Over the years, the trend of neighbourhood walking tours in Hong Kong has noticeably increased, with various options on the market. Prudence Lui accompanies Walk in Hong Kong's founder, Paul Chan, on a private tour to find out more about the cultural and historical side of Sham Shui Po district.
The three-hour walking tour set off from Sham Shui Po MTR station in the morning. As a local, I love going to Sham Shui Po to shop and dine, but my knowledge is confined to the Golden Computer Shopping Center and Apliu Street. This time, as I’m on a small private group tour with Chan and our retiree tour guide William Ip, I hope to learn more about the area both historically and culturally.
The itinerary was rather long, and covers Mei Ho House Museum (the first public housing in Hong Kong in 1950s), Jockey Club Creative Arts Centre (JCCAC; a former industrial building transformed into a hub of arts and creativity), Pei Ho Street and Tai Po Road junction, Kung Wo Soy Bean Product Shop, Apliu Street Market, and handcraft & lifestyle stores on Tai Nan Street.
What fascinated me the most was that the area is home to a tapestry of trade, ranging from pawn shops to umbrella repair, to toy shops and places selling audio equipment.
During my tour, I also had the opportunity to interact with an artist in JCCAC, and I was looking forward to meeting Snake Queen Chow. But she wasn’t around when we traipsed through the Shia Wong Hip Snake Soup store. The staff were kind enough to allow us a peep, where we saw live snakes in cages as well as bottles of snake wine. I hope to revisit next time, as the tour guarantees guests an unforgettable experience to take a photo with the shop’s pet snake Kitty.

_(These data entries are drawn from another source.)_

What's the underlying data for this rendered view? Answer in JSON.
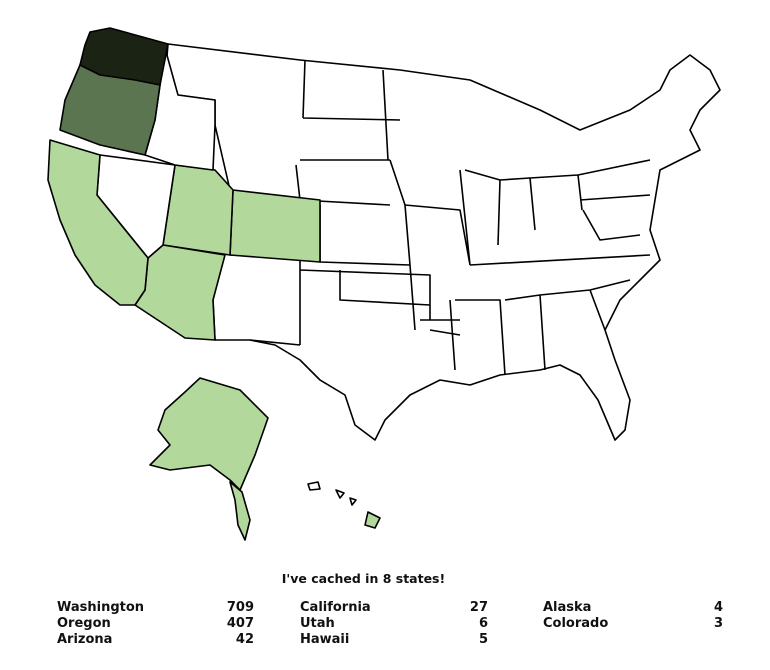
{
  "title": "I've cached in 8 states!",
  "colors": {
    "none": "#ffffff",
    "low": "#b3d89c",
    "medium": "#5b7551",
    "high": "#1b2414",
    "outline": "#000000"
  },
  "states": [
    {
      "name": "Washington",
      "count": "709",
      "level": "high"
    },
    {
      "name": "Oregon",
      "count": "407",
      "level": "medium"
    },
    {
      "name": "Arizona",
      "count": "42",
      "level": "low"
    },
    {
      "name": "California",
      "count": "27",
      "level": "low"
    },
    {
      "name": "Utah",
      "count": "6",
      "level": "low"
    },
    {
      "name": "Hawaii",
      "count": "5",
      "level": "low"
    },
    {
      "name": "Alaska",
      "count": "4",
      "level": "low"
    },
    {
      "name": "Colorado",
      "count": "3",
      "level": "low"
    }
  ]
}
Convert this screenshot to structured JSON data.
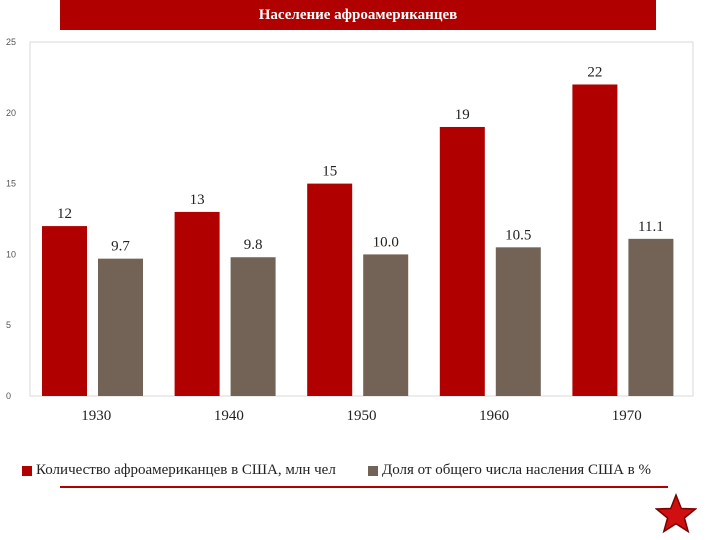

Our final stop surprised me, as the shops and building in Sham Shui Po have received a facelift courtesy of HKwalls graffiti; a Hong Kong-based street art group that invited a group of local and international graffiti artists to leave their mark.

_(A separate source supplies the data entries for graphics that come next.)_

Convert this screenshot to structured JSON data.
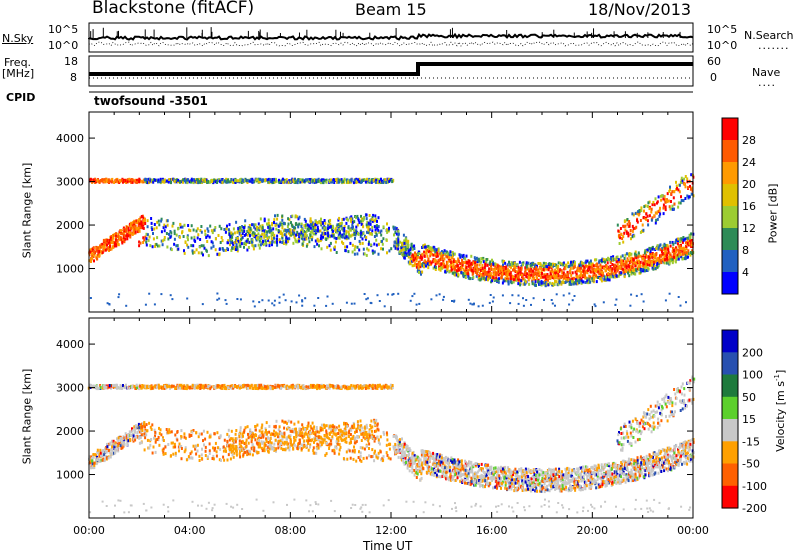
{
  "header": {
    "station": "Blackstone (fitACF)",
    "beam": "Beam 15",
    "date": "18/Nov/2013"
  },
  "strip": {
    "nsky_label": "N.Sky",
    "nsearch_label": "N.Search",
    "nsky_ticks": [
      "10^5",
      "10^0"
    ],
    "freq_label_top": "Freq.",
    "freq_label_unit": "[MHz]",
    "freq_ticks": [
      "18",
      "8"
    ],
    "nave_label": "Nave",
    "nave_ticks": [
      "60",
      "0"
    ],
    "cpid_label": "CPID",
    "cpid_value": "twofsound -3501"
  },
  "chart_data": [
    {
      "type": "heatmap",
      "name": "power-panel",
      "xlabel": "Time UT",
      "ylabel": "Slant Range [km]",
      "xlim": [
        0,
        24
      ],
      "ylim": [
        0,
        4600
      ],
      "y_ticks": [
        1000,
        2000,
        3000,
        4000
      ],
      "y_tick_labels": [
        "1000",
        "2000",
        "3000",
        "4000"
      ],
      "colorbar_label": "Power [dB]",
      "colorbar_ticks": [
        "28",
        "24",
        "20",
        "16",
        "12",
        "8",
        "4"
      ],
      "colors": [
        "#ff0000",
        "#ff5a00",
        "#ff9a00",
        "#e0c000",
        "#9ccc32",
        "#2e8b57",
        "#2060c0",
        "#0000ff"
      ]
    },
    {
      "type": "heatmap",
      "name": "velocity-panel",
      "xlabel": "Time UT",
      "ylabel": "Slant Range [km]",
      "xlim": [
        0,
        24
      ],
      "ylim": [
        0,
        4600
      ],
      "y_ticks": [
        1000,
        2000,
        3000,
        4000
      ],
      "y_tick_labels": [
        "1000",
        "2000",
        "3000",
        "4000"
      ],
      "x_tick_labels": [
        "00:00",
        "04:00",
        "08:00",
        "12:00",
        "16:00",
        "20:00",
        "00:00"
      ],
      "colorbar_label": "Velocity [m s",
      "colorbar_label_sup": "-1",
      "colorbar_label_end": "]",
      "colorbar_ticks": [
        "200",
        "100",
        "50",
        "15",
        "-15",
        "-50",
        "-100",
        "-200"
      ],
      "colors": [
        "#0000c8",
        "#2850b0",
        "#1e7a3c",
        "#5cd02c",
        "#c8c8c8",
        "#ffa000",
        "#ff6000",
        "#ff0000"
      ]
    }
  ]
}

Private tours are available upon request, and this allows for more insightful knowledge and interaction.
Prices start from HK$1,800 (US$230), and a minimum of two pax are needed. Maximum group sizes stand at 18. If there’s a bigger corporate group, for example up to 200 pax, the company can arrange for multiple guides to be present.
It is also better to do the tour in the morning, when the areas are less busy and crowded. Also, it is better to walk the city during autumn or winter, as it is not too hot or rainy.
There is no better way to explore the city than on foot, to soak in the ambience and rub shoulders with the locals. My knowledgeable local tour guide made a huge difference as he could easily respond to my burning questions.